O apelo e a remessa necessária comportam parcial acolhimento.

Segundo o apurado, a autora ajuizou ação de obrigação de fazer objetivando a condenação da ré a lhe disponibilizar professor auxiliar exclusivo para todo o tempo em que estiver na escola, tendo seu pedido totalmente acolhido pela r. sentença hostilizada.

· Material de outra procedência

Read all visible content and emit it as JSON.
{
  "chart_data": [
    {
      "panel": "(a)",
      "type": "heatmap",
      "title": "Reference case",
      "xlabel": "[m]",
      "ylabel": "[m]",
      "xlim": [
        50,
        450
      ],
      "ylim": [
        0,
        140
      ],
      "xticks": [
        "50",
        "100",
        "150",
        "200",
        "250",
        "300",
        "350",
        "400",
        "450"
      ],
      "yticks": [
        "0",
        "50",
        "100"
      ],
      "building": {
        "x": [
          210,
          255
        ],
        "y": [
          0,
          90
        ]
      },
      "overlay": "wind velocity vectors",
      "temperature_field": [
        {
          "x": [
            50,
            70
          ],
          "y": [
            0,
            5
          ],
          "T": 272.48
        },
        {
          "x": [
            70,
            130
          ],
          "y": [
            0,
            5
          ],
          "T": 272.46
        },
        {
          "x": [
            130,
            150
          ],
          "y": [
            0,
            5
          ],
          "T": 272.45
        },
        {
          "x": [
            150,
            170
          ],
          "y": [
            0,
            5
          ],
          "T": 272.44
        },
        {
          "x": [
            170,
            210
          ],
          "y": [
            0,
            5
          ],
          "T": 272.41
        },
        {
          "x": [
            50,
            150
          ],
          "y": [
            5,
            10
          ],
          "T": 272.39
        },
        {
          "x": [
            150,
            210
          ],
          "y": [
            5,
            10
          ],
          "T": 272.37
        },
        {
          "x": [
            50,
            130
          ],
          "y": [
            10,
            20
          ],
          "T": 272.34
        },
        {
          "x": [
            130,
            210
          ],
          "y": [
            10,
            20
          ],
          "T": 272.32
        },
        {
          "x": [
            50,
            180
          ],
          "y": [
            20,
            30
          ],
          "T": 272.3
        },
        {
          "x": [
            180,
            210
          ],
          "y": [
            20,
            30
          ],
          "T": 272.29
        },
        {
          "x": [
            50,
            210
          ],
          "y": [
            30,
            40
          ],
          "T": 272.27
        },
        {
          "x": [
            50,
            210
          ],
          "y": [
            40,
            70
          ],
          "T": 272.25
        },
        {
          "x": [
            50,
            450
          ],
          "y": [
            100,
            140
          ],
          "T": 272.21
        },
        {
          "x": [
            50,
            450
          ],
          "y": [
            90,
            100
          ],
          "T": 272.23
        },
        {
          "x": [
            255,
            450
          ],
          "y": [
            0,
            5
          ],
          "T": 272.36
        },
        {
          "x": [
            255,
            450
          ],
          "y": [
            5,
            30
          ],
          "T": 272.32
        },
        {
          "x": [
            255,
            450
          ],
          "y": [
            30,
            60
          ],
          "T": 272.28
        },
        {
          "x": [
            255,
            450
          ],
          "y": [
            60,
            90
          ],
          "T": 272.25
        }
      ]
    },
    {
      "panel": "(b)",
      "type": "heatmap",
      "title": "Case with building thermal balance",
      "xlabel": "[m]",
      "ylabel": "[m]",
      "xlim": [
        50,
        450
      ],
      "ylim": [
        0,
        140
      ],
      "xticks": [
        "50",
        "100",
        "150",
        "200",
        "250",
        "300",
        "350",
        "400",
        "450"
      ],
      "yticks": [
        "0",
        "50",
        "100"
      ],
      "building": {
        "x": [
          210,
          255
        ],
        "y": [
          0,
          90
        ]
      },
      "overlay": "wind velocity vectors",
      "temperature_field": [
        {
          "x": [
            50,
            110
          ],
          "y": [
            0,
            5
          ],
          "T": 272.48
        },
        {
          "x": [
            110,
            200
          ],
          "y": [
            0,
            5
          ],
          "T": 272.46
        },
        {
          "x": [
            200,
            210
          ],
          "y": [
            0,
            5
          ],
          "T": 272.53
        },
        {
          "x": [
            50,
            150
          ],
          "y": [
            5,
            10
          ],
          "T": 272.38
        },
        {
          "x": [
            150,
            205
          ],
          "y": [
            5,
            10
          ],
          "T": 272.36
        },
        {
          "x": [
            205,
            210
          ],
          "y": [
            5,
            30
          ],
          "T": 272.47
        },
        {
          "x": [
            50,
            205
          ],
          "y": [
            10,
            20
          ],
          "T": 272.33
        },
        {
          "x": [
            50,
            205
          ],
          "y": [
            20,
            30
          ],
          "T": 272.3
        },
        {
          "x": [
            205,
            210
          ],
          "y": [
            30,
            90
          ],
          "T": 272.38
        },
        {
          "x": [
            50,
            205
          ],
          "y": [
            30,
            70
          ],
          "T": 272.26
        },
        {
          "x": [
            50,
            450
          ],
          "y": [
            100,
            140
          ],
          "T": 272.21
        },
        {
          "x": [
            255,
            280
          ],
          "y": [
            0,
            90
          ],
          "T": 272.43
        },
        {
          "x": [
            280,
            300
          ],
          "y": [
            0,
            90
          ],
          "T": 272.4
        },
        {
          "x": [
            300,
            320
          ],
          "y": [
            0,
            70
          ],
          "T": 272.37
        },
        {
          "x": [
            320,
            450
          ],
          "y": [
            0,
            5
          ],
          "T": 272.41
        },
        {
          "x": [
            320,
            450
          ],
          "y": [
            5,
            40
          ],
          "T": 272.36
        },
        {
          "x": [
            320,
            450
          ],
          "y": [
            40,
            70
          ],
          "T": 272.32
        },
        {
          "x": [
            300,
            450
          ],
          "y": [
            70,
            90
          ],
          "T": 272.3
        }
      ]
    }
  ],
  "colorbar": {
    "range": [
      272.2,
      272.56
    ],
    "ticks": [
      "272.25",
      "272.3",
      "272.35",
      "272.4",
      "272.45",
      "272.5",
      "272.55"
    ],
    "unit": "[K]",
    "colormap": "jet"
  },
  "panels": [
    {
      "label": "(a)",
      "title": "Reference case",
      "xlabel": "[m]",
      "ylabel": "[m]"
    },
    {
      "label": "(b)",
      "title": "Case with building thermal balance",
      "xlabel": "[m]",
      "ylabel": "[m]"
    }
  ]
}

Não remanescem dúvidas a respeito da necessidade da jovem “M.E.”, portadora de “Síndrome de Willians” (CID Q99.8) de se ser acompanhada por auxiliar na sala de aula, porém, a despeito do laudo acostado aos autos (fls. 224/231), tem esta C. Câmara entendido que não deve haver disponibilização de modo exclusivo, haja vista os seguintes julgados:

“APELAÇÃO. AÇÃO CIVIL PÚBLICA. OBRIGAÇÃO DE FAZER. MENOR PORTADOR DE TRANSTORNO DO ESPECTRO AUTISTA. EDUCAÇÃO INCLUSIVA. ATENDIMENTO EDUCACIONAL ESPECIALIZADO. POSSIBILIDADE DO PROFESSOR AUXILIAR PRESTAR ASSISTÊNCIA A OUTROS ALUNOS COM NECESSIDADES ESPECIAIS.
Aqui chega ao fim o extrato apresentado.